A METEOR OUT OF THE SKY
Camilla Graham, co-director of the viral hepatitis center at
Beth Israel Deaconess Medical Center at Harvard Medical School,
fears that insurers will restrict the treatments.
"There is probably some price point where we as a society
say we can afford to treat everyone with hepatitis C, like
currently we say everyone needs to be treated with HIV," she
said in a phone interview.
Graham estimates that treating two-thirds of U.S. hepatitis
C patients at about $100,000 each would cost the country $200
billion. Doctors expect the disease to peak in 2019 or 2020.
Insurers that manage Medicaid plans, including HealthNet Inc
, WellPoint Inc and Aetna Inc, say they
are talking to the state-based agencies about how to manage
these costs. The fear is that the true number of people infected
with the virus is not known, making it hard to gauge whether
they will lose money by covering the new drug costs.

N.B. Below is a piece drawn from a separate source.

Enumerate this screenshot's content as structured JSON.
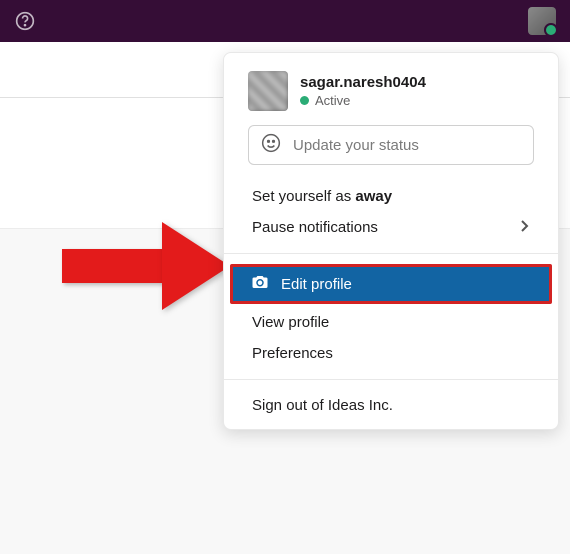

Molina is based in California and has nearly 2 million
Medicaid members nationwide. It has asked for carve-outs, or
direct government reimbursements outside of its contracts in all
of its 11 states, which also include Texas and Florida.
"The drug was approved in December and it was not factored
into our rates for 2014. We are going back to the states and
saying, 'How do you want us to handle this?'" said Chief
Executive J. Mario Molina in a phone interview.
Medicaid programs nationwide are so far holding off on
deciding. They are more likely to allow insurers to renegotiate
contracts or build in additional payments based on the risk
profiles of Medicaid recipients than turn to carve-outs, Matt
Salo, executive director of the National Association of Medicaid
directors said in a phone interview.
"We are sensitive to the potential that this is a meteor
falling out of the sky and devastating a business model (for
insurers) ... but I don't think we are there yet," Salo said.
WellPoint spokeswoman Jill Becher said in a statement that
the Sovaldi approval was not included when it negotiated its
Medicaid contracts or set rates in its commercial business. The
company is covering the Sovaldi and Olysio combination for
members with advanced liver disease.
Aetna is paying claims now on Sovaldi and said it will
adjust guidelines as the other new drugs come onto the market.
It is negotiating Medicaid coverage of the drug on a
Ed Pezalla, Aetna's national medical director of
pharmaceutical policy, said in a phone interview that insurers
are facing a deluge of hepatitis C patients as screening efforts
for the disease ramp up, while people already diagnosed had been
waiting for an easier-to-tolerate treatment.
Richard Esnard, a 73-year old retired policeman who lives in
Rockland County, New York, is part of the early wave of patients
who waited for Sovaldi after having failed to be cured in a
clinical trial several years ago.
"After the clinical trial ended, there was a long period of
time for me to recuperate and then in the interim these drugs
became approved," Esnard said in a phone interview. He has a $15
co-pay for each of the three drugs he takes in combination:
Sovaldi, Olysio and older drug ribavarin. The rest is covered by
his primary and secondary Medicare plans as treatment for his
advanced liver disease. "I'm lucky in that way," he said.
U.S. health officials have recommended that all baby boomers
born between 1945 and 1965 be screened for the virus, estimating
that more than 2 million of them may be infected.